Let’s suppose you grew up with the admonition to save money whenever possible. You regularly put extra change into a box when you were young. Then someone stole your box and your money was gone. You still believe that it is important to save money, so you build up a nice savings account at the bank. Then someone steals your identity and drains your savings account. Remembering your earlier experience, you might be tempted to say, “Why me? Do I have a weakness that these people see?”

The answer is simply that there are predators out there who will steal whatever they can get. They hit hundreds, perhaps thousands, of people and sometimes they get their pay-off. You might do things to prevent this and you might do things to invite it, but you probably are just a normal person who got hit.

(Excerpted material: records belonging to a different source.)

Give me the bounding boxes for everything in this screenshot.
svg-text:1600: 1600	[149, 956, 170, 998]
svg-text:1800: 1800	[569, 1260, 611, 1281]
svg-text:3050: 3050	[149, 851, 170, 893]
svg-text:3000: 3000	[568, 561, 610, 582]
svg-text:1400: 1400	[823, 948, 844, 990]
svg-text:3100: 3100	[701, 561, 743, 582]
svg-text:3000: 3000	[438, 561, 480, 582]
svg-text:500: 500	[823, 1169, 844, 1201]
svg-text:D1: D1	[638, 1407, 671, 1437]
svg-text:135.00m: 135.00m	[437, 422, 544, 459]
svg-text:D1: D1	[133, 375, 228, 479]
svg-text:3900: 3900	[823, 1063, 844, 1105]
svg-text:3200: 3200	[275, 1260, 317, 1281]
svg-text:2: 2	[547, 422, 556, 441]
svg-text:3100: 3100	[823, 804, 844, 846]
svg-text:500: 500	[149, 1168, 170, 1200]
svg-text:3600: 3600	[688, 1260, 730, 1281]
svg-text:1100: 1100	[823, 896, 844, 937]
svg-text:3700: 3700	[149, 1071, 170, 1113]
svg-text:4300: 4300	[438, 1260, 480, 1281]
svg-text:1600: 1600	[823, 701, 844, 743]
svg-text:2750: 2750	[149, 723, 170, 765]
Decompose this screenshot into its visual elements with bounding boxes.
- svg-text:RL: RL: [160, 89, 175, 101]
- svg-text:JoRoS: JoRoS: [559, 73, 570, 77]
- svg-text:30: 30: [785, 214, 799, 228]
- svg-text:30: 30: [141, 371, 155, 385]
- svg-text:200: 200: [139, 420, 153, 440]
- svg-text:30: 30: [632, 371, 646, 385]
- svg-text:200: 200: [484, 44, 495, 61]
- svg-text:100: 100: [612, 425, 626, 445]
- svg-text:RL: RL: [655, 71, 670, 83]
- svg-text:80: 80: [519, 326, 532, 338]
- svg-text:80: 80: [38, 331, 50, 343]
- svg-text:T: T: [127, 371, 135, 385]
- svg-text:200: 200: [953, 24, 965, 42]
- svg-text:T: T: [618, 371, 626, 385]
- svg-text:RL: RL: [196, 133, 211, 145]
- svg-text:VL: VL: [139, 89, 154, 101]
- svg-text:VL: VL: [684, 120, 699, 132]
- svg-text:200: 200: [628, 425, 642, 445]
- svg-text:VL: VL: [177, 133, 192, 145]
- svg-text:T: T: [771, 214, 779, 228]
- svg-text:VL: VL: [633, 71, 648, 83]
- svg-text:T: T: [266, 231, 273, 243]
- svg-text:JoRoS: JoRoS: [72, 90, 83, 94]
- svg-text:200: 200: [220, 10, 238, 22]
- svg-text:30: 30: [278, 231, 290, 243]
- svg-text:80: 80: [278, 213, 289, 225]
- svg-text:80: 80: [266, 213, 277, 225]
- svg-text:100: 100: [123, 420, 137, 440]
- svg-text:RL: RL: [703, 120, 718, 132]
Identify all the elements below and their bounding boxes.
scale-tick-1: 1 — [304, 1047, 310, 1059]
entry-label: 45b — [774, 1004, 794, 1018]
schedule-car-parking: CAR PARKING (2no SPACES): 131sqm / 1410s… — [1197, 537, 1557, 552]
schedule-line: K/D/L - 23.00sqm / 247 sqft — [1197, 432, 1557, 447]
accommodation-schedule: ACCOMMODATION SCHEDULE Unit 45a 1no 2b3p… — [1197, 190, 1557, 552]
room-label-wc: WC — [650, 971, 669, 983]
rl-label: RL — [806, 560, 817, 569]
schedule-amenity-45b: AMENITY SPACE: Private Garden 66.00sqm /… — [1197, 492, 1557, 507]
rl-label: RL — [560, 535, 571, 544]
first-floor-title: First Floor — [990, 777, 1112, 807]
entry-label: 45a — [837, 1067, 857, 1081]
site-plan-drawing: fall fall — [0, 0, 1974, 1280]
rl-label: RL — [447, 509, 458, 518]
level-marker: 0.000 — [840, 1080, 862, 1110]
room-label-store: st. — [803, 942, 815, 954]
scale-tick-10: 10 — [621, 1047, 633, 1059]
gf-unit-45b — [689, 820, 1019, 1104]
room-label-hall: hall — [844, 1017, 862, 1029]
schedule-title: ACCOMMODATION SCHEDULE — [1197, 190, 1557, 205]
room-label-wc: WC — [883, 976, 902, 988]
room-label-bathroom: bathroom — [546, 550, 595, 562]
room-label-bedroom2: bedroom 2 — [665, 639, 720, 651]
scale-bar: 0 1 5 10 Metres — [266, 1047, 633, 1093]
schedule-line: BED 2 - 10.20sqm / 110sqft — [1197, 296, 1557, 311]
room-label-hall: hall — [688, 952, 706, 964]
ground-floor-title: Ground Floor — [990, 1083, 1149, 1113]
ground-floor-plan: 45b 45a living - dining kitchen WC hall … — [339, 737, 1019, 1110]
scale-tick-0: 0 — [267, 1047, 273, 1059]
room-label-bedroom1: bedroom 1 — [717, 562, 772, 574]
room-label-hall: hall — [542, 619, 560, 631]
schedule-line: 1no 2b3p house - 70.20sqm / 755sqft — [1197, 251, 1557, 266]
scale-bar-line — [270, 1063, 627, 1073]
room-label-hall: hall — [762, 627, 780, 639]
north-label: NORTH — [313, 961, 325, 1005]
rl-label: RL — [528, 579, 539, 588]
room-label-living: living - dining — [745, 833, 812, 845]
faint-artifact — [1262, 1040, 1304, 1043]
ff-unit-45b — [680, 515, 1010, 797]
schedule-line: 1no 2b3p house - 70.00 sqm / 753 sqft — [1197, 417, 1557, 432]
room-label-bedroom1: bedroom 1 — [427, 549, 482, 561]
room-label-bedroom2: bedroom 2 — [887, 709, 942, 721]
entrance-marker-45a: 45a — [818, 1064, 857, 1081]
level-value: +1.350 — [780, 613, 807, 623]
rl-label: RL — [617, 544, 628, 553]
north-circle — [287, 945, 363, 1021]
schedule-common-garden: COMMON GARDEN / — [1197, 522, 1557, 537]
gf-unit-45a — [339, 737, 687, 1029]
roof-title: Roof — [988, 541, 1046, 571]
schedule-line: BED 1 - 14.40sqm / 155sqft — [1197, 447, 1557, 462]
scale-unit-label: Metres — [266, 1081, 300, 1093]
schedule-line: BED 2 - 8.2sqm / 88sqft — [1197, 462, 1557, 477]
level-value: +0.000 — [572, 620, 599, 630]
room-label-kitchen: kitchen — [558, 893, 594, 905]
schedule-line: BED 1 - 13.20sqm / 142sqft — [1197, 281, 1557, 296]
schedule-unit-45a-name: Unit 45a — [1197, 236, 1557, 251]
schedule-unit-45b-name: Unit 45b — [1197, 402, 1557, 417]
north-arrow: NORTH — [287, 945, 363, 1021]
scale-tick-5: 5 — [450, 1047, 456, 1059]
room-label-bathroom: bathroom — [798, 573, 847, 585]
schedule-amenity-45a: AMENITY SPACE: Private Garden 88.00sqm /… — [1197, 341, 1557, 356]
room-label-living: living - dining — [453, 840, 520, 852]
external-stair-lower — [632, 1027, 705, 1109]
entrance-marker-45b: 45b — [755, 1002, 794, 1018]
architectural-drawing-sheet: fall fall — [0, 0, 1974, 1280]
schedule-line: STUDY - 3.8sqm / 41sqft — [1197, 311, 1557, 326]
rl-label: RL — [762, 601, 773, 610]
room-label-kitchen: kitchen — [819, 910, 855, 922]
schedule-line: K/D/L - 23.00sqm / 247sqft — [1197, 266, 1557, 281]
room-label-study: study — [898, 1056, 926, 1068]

There is no sign on your forehead inviting people to take advantage of you. There is no “kick me” sign on your back. The fact that the narcissist hit on you may have nothing to do with you. Predators hunt constantly and often get lucky.

Remember that some people grow up with narcissistic parents. What did the child do to become the victim? Nothing. The fault is in the narcissist. The narcissist finds people at work, at church, in organizations, and at home. It is normal for victims to feel responsible for their own situations, especially in narcissistic relationships. There may be nothing that you did wrong and no weakness that drew the narcissist to you. In fact, it may be your positive characteristics that attracted the narcissist. It may not have been any weakness, but a strength that drew him/her.

I write this with a certain amount of caution. My concern is for those who put themselves down because they fell into the control of the narcissist. It will be very helpful for you to look into the schemas or flesh patterns of your life as you try to deal with the relationship or its aftermath. But please don’t blame yourself for causing the problem that you have faced. The abuser is responsible for his or her own actions.

When asked why he wanted to climb Mount Everest, George Mallory answered, “Because it’s there!”

Why did the narcissist hit on you? Perhaps simply because you were there.